Yes, totally agree. The only time algebraic seems to be preferable is when you've got two knights (or rooks, or bishops) that could go to the same square. Then I have to pause and think which one's the Queen's Knight and which one's the King's Knight
You're still both a couple of fogeys.
When in doubt about which knight is which there is an alternative. For example N(QB4)-Q6 (instead of KN-Q6 or QN-Q6).
I'm so used to the algebraic that I'd find it annoying to revert back to descriptive.
I still don't know who this Fischer was. He invented chess notation?
No no, Staunton invented chess notation. Fischer invented the chess clock.

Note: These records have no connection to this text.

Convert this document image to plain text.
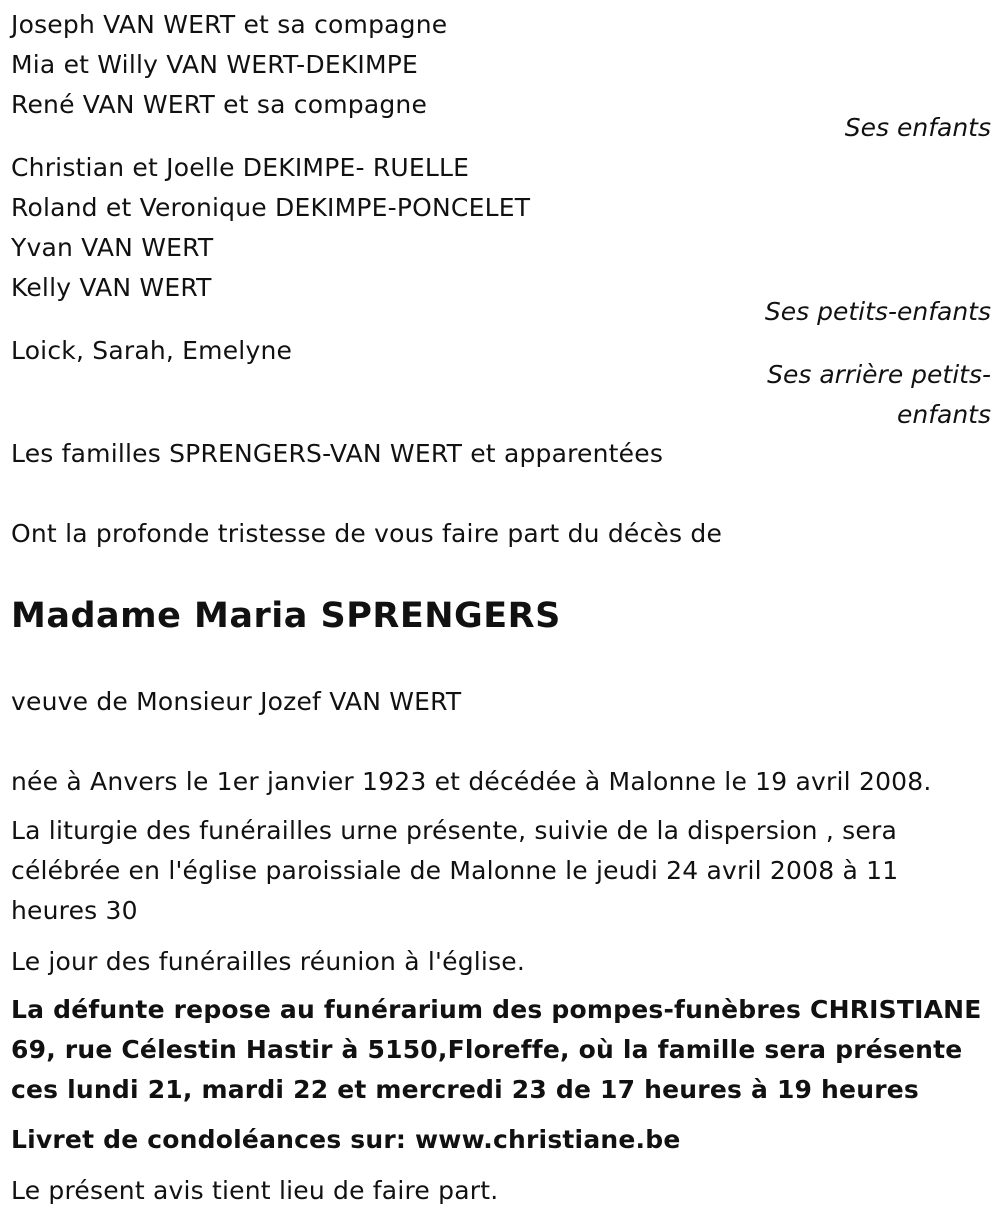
Joseph VAN WERT et sa compagne
Mia et Willy VAN WERT-DEKIMPE
René VAN WERT et sa compagne
Ses enfants
Christian et Joelle DEKIMPE- RUELLE
Roland et Veronique DEKIMPE-PONCELET
Yvan VAN WERT
Kelly VAN WERT
Ses petits-enfants
Loick, Sarah, Emelyne
Ses arrière petits-enfants
Les familles SPRENGERS-VAN WERT et apparentées
Ont la profonde tristesse de vous faire part du décès de
Madame Maria SPRENGERS
veuve de Monsieur Jozef VAN WERT
née à Anvers le 1er janvier 1923 et décédée à Malonne le 19 avril 2008.
La liturgie des funérailles urne présente, suivie de la dispersion , sera célébrée en l'église paroissiale de Malonne le jeudi 24 avril 2008 à 11 heures 30
Le jour des funérailles réunion à l'église.
La défunte repose au funérarium des pompes-funèbres CHRISTIANE 69, rue Célestin Hastir à 5150,Floreffe, où la famille sera présente ces lundi 21, mardi 22 et mercredi 23 de 17 heures à 19 heures
Livret de condoléances sur: www.christiane.be
Le présent avis tient lieu de faire part.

Isn't Staunton the editor of John Wilkes Booth's dairy?
There was a time when I had many books in both types of notation, and had no real preference between them. But I've come to prefer algebraic so much so that, with my old chess library gone (lost in a move), I've vowed buy algebraic only.

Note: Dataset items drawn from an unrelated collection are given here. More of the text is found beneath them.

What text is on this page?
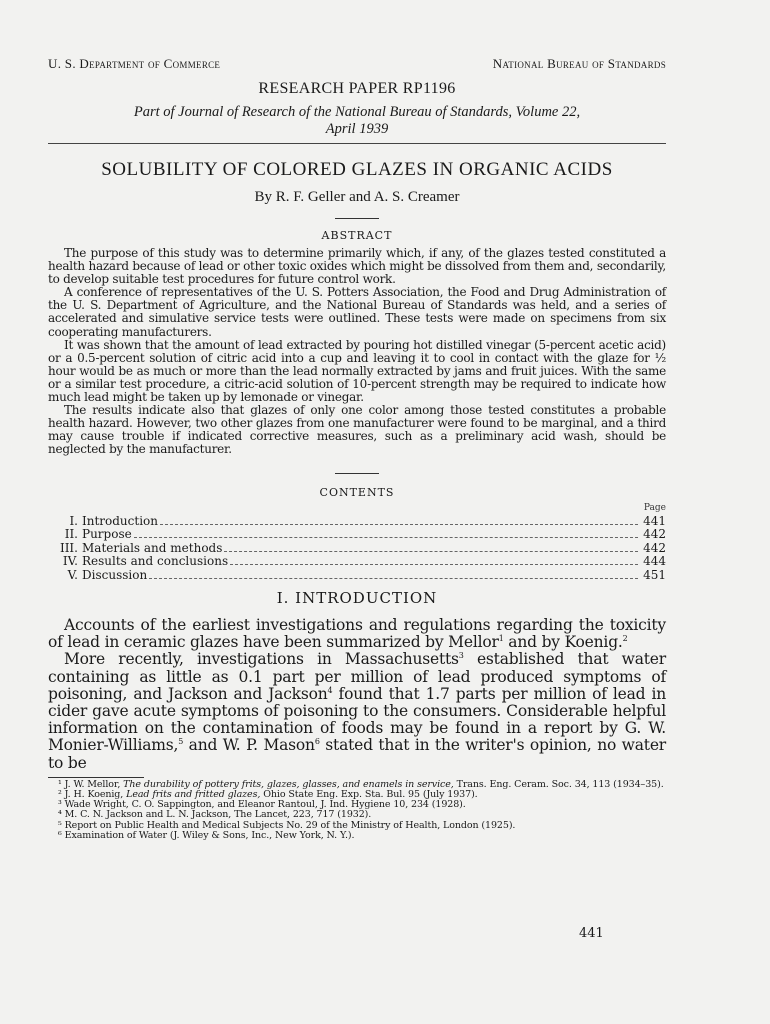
U. S. Department of Commerce	National Bureau of Standards
RESEARCH PAPER RP1196
Part of Journal of Research of the National Bureau of Standards, Volume 22,
April 1939
SOLUBILITY OF COLORED GLAZES IN ORGANIC ACIDS
By R. F. Geller and A. S. Creamer
ABSTRACT

The purpose of this study was to determine primarily which, if any, of the glazes tested constituted a health hazard because of lead or other toxic oxides which might be dissolved from them and, secondarily, to develop suitable test procedures for future control work.

A conference of representatives of the U. S. Potters Association, the Food and Drug Administration of the U. S. Department of Agriculture, and the National Bureau of Standards was held, and a series of accelerated and simulative service tests were outlined. These tests were made on specimens from six cooperating manufacturers.

It was shown that the amount of lead extracted by pouring hot distilled vinegar (5-percent acetic acid) or a 0.5-percent solution of citric acid into a cup and leaving it to cool in contact with the glaze for ½ hour would be as much or more than the lead normally extracted by jams and fruit juices. With the same or a similar test procedure, a citric-acid solution of 10-percent strength may be required to indicate how much lead might be taken up by lemonade or vinegar.

The results indicate also that glazes of only one color among those tested constitutes a probable health hazard. However, two other glazes from one manufacturer were found to be marginal, and a third may cause trouble if indicated corrective measures, such as a preliminary acid wash, should be neglected by the manufacturer.

CONTENTS
Page
I. Introduction	441
II. Purpose	442
III. Materials and methods	442
IV. Results and conclusions	444
V. Discussion	451
I. INTRODUCTION

Accounts of the earliest investigations and regulations regarding the toxicity of lead in ceramic glazes have been summarized by Mellor$^1$ and by Koenig.$^2$

More recently, investigations in Massachusetts$^3$ established that water containing as little as 0.1 part per million of lead produced symptoms of poisoning, and Jackson and Jackson$^4$ found that 1.7 parts per million of lead in cider gave acute symptoms of poisoning to the consumers. Considerable helpful information on the contamination of foods may be found in a report by G. W. Monier-Williams,$^5$ and W. P. Mason$^6$ stated that in the writer's opinion, no water to be

¹ J. W. Mellor, The durability of pottery frits, glazes, glasses, and enamels in service, Trans. Eng. Ceram. Soc. 34, 113 (1934–35).
² J. H. Koenig, Lead frits and fritted glazes, Ohio State Eng. Exp. Sta. Bul. 95 (July 1937).
³ Wade Wright, C. O. Sappington, and Eleanor Rantoul, J. Ind. Hygiene 10, 234 (1928).
⁴ M. C. N. Jackson and L. N. Jackson, The Lancet, 223, 717 (1932).
⁵ Report on Public Health and Medical Subjects No. 29 of the Ministry of Health, London (1925).
⁶ Examination of Water (J. Wiley & Sons, Inc., New York, N. Y.).
441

Which has a major downside: many of the truly great chess books have yet to be converted to algebraic. So I pick up the ones that have (among them, so far, My System, the Art of Attack, Zurich 1953, and Vienna 1922). The others I'd like to buy, I'll wait and hope that someday they are translated to algebraic and re-issued.
I learned chess as a youngster back in the 60s and descriptive notation was all there was. I stopped playing for quite some time and when I got back into it again the entire world had forgotten descriptive notation and moved to algebraic. I felt like an anachronism. I've learned to read algebraic, but its like a second language in which I'm not fluent. I still think in descriptive notation and have a nostalgic fondness for it.
It was a metaphoric reference. Just as you can learn a new language, but will always feel more comfortable with your first one, I have learned algebraic, but descriptive will always feel more natural to me. If you give me a move in algebraic notation, I will have to pause a moment to picture it in my head. Descriptive is more instantaneous. It's just what I'm used to. I recognize the usefulness and efficiency of algebraic, and I use it because it is now standard. I still like the old stuff, though.
No, I think that was Seward.
Hey, that was pretty fun though reading up on that in a wiki. Turns out that 18 pages of it were missing (reminded me a little bit of the 18 1/2 minute gap)...
I remember Eddie Fisher. And, I remember this song...when it was brand new:
Hey, I just saw this song featured in an old SNL sketch! (with Bob Newhart).